Gone are the days when sending a card to friends and relatives was an inseparable part of Eid celebration. The children of this digital age will never understand how youths of the past century spent hours after hours in buying, writing, sending or simply making Eid greeting cards for their loved ones.
Not so long ago, makeshift shops, mostly made up of colourful clothes, crafted hay, or white cork sheets, were erected by young entrepreneurs in almost every corner and alley of Dhaka city some 10 to 15 days ahead of Eid. In the middle of hanging out with friends and so-called elder brothers (baro bhais), those youths used to sell Eid cards, a common scene across the country.

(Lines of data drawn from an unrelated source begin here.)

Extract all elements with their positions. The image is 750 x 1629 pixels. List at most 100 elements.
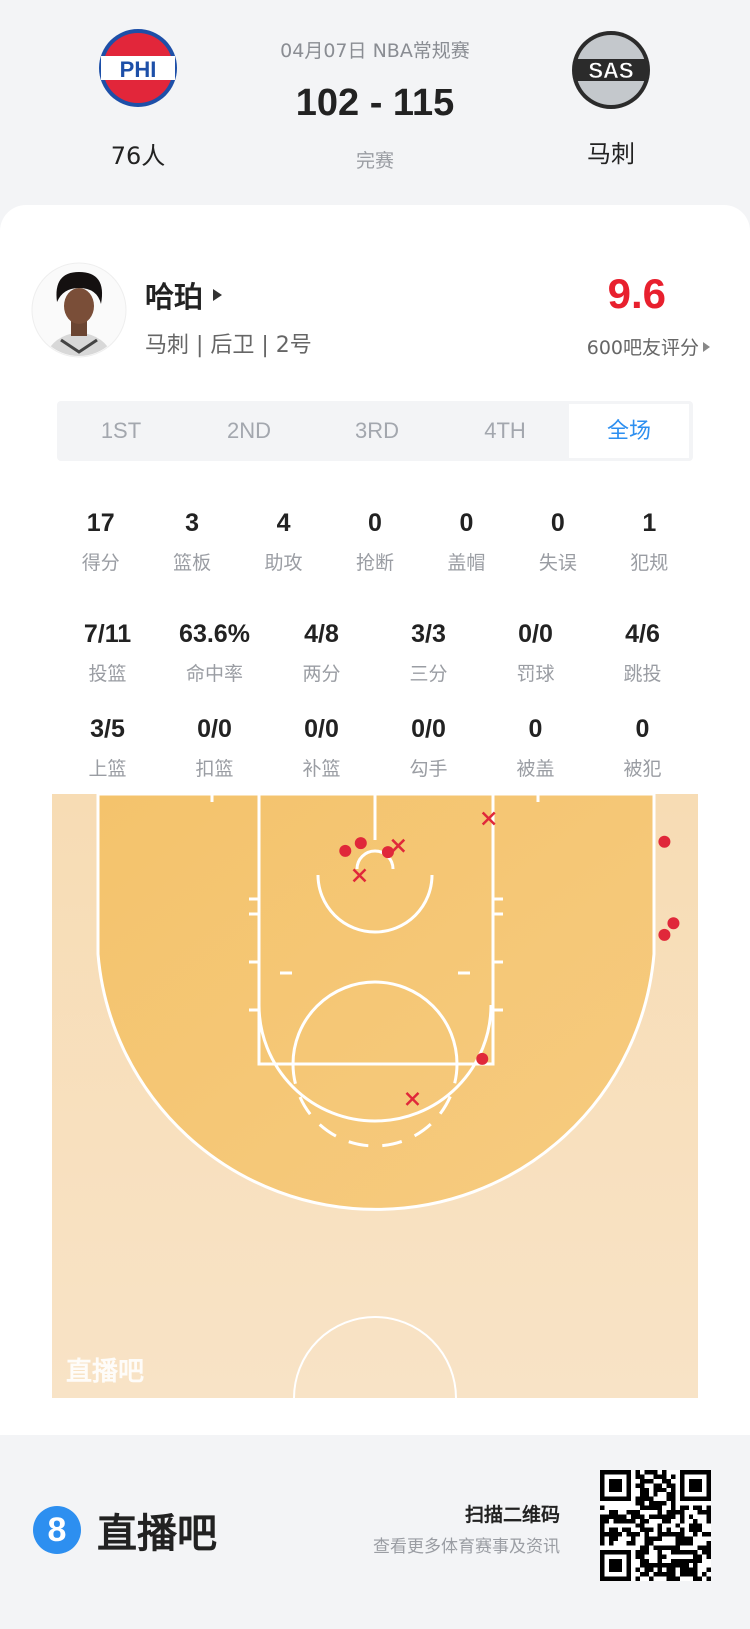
stat-basic-0: 17 得分 [55,509,146,575]
shot-made-6 [476,1052,489,1065]
stat-type-0: 3/5 上篮 [54,715,161,781]
stat-value: 63.6% [179,620,250,648]
play-arrow-icon [213,289,223,301]
shot-chart: 直播吧 [52,794,698,1398]
stat-value: 0/0 [518,620,553,648]
home-logo-text: PHI [120,57,157,82]
away-team-logo: SAS [572,31,650,109]
shot-missed-2 [481,811,496,826]
player-avatar [31,262,127,358]
match-status: 完赛 [355,150,394,172]
shot-made-2 [381,846,394,859]
stat-value: 3/5 [90,715,125,743]
home-team[interactable]: PHI 76人 [58,28,218,171]
stat-value: 17 [86,509,115,537]
player-name: 哈珀 [145,280,204,314]
stat-value: 0/0 [197,715,232,743]
shot-made-1 [354,837,367,850]
brand-8-icon: 8 [33,1506,81,1554]
stat-value: 7/11 [83,620,132,648]
stat-label: 上篮 [88,758,127,780]
stat-value: 0/0 [411,715,446,743]
home-team-logo: PHI [99,29,177,107]
match-date-league: 04月07日 NBA常规赛 [280,40,470,62]
stat-value: 4/8 [304,620,339,648]
home-team-name: 76人 [110,142,166,170]
player-name-link[interactable]: 哈珀 [145,274,223,316]
away-team[interactable]: SAS 马刺 [531,30,691,169]
stat-shooting-5: 4/6 跳投 [589,620,696,686]
three-point-area [96,794,656,1211]
tab-2nd[interactable]: 2ND [226,418,271,443]
scan-title: 扫描二维码 [464,1504,560,1526]
shot-made-0 [339,844,352,857]
player-rating: 9.6 [607,270,666,317]
stat-label: 三分 [409,663,448,685]
stat-basic-6: 1 犯规 [604,509,695,575]
stat-value: 0/0 [304,715,339,743]
stat-basic-4: 0 盖帽 [421,509,512,575]
stat-label: 补篮 [302,758,341,780]
stat-type-1: 0/0 扣篮 [161,715,268,781]
player-info: 马刺 | 后卫 | 2号 [145,333,312,358]
brand-logo[interactable]: 8 直播吧 [33,1501,217,1559]
stat-value: 0 [528,715,543,743]
tab-1st[interactable]: 1ST [100,418,142,443]
tab-4th[interactable]: 4TH [484,418,526,443]
stat-label: 失误 [538,552,577,574]
stat-value: 1 [642,509,657,537]
stat-basic-5: 0 失误 [512,509,603,575]
brand-name: 直播吧 [97,1511,217,1557]
stat-label: 罚球 [516,663,555,685]
stat-value: 3 [185,509,200,537]
qr-code[interactable] [600,1470,711,1581]
stat-label: 抢断 [355,552,394,574]
stat-value: 0 [550,509,565,537]
stat-label: 助攻 [264,552,303,574]
stat-value: 0 [459,509,474,537]
shot-made-5 [658,928,671,941]
stat-label: 被盖 [516,758,555,780]
away-logo-text: SAS [588,58,633,83]
stat-basic-3: 0 抢断 [329,509,420,575]
stat-type-2: 0/0 补篮 [268,715,375,781]
period-tabs: 1ST 2ND 3RD 4TH 全场 [57,401,693,461]
stat-value: 0 [635,715,650,743]
stat-value: 4 [276,509,291,537]
stat-basic-2: 4 助攻 [238,509,329,575]
stat-label: 盖帽 [447,552,486,574]
tab-full-game[interactable]: 全场 [569,404,689,458]
away-team-name: 马刺 [587,140,635,168]
stat-label: 命中率 [185,663,243,685]
stat-label: 投篮 [88,663,127,685]
tab-3rd[interactable]: 3RD [354,418,399,443]
chevron-right-icon [703,341,710,352]
stat-type-4: 0 被盖 [482,715,589,781]
stat-label: 被犯 [623,758,662,780]
stat-label: 犯规 [630,552,669,574]
stat-label: 跳投 [623,663,662,685]
rating-link[interactable]: 600吧友评分 [587,333,710,360]
stat-label: 得分 [81,552,120,574]
stat-label: 勾手 [409,758,448,780]
stat-shooting-0: 7/11 投篮 [54,620,161,686]
stat-shooting-1: 63.6% 命中率 [161,620,268,686]
stat-shooting-4: 0/0 罚球 [482,620,589,686]
court-watermark: 直播吧 [66,1357,144,1387]
stat-type-3: 0/0 勾手 [375,715,482,781]
shot-missed-3 [405,1092,420,1106]
rating-label: 600吧友评分 [586,337,699,359]
stat-label: 扣篮 [195,758,234,780]
scan-subtitle: 查看更多体育赛事及资讯 [373,1537,560,1557]
shot-made-3 [658,835,671,848]
stat-value: 4/6 [625,620,660,648]
stat-label: 两分 [302,663,341,685]
stat-type-5: 0 被犯 [589,715,696,781]
stat-shooting-3: 3/3 三分 [375,620,482,686]
stat-value: 0 [368,509,382,537]
shot-missed-0 [391,838,406,853]
stat-label: 篮板 [173,552,212,574]
shot-made-4 [667,917,680,930]
stat-shooting-2: 4/8 两分 [268,620,375,686]
stat-basic-1: 3 篮板 [146,509,237,575]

At least two loudspeakers, mostly borrowed from somewhat familiar rich families, were displayed in front of these makeshift shops. Latest Bangla songs were a constant company of that buy-and-sell process. These shops, which were meant more of adda, and less of profit, used to sell an array of cards including glittery ones, heart-shaped, multi-fold, Disney-themed, and the classic mosque and crescent moon cards. Sometimes, stickers and pocket cards were available in these shops. No matter how these youths and their enterprises were considered in society, they were an integral part of Eid celebration in 1980s and 1990s.
In those days, people used to throng branded shop outlets like Archie’s Gallery, Hallmark, Azad Products, and Ideal Products for purchasing Eid cards. These brands are still surviving but their Eid card business has dwindled. Sometimes, they get orders for Eid cards from banks and corporate houses. But they are in no way near as popular as they used to be.
The Eid card fever is now over and out.
However, has anyone thought, why?
With the advent of internet and social media, there is only a few people, who sincerely believe in the worth of the handwritten Eid cards. We must admit that it is no longer the age of written letters. Rather, it is all about Facebook, Snapchat, Instagram, video call, affordable call rates, and almost free SMS. The young generation is tech-savvy, and does not seem to believe in wasting time, money and labour.
The demise of Eid cards has a close connection with people’s purchasing power. Due to the rising cost of paper, an Eid card has almost doubled or trebled in price in comparison to the 20th century. Why would a consumer spend Tk 50 to Tk 200 on a single card if s/he is getting an option of sending it free via social media or at even less than Tk 0.5 through SMS?
With our busy lifestyles, it is hardly possible to send Eid cards to every friend or relative. Eid cards have become relics of the past because of digital technology, which allows us timely delivery and quick reply. Instead of sending an Eid card, it is much easier to send one SMS greeting to the entire mobile phonebook, share a meme online, update a Facebook, WhatsApp, or Instagram post to greet everyone on the list.
This is how we have almost bidden goodbye to hand-delivered Eid greeting cards.
The culture of exchanging Eid cards remained at its peak till the end of the previous century, and started diminishing with the surge of mobile and online communications.
Yet, many of us who have lived the joy of handpicking, writing, sending, and receiving Eid cards face difficulty, even today, in finding its substitute in the click of buttons.
So, some people like this scribe believe that there may come a time, when hard-paper Eid cards may return to our life because there is nothing like holding something in your hands, which invokes feelings of joy, happiness, sincerity that online can never replace.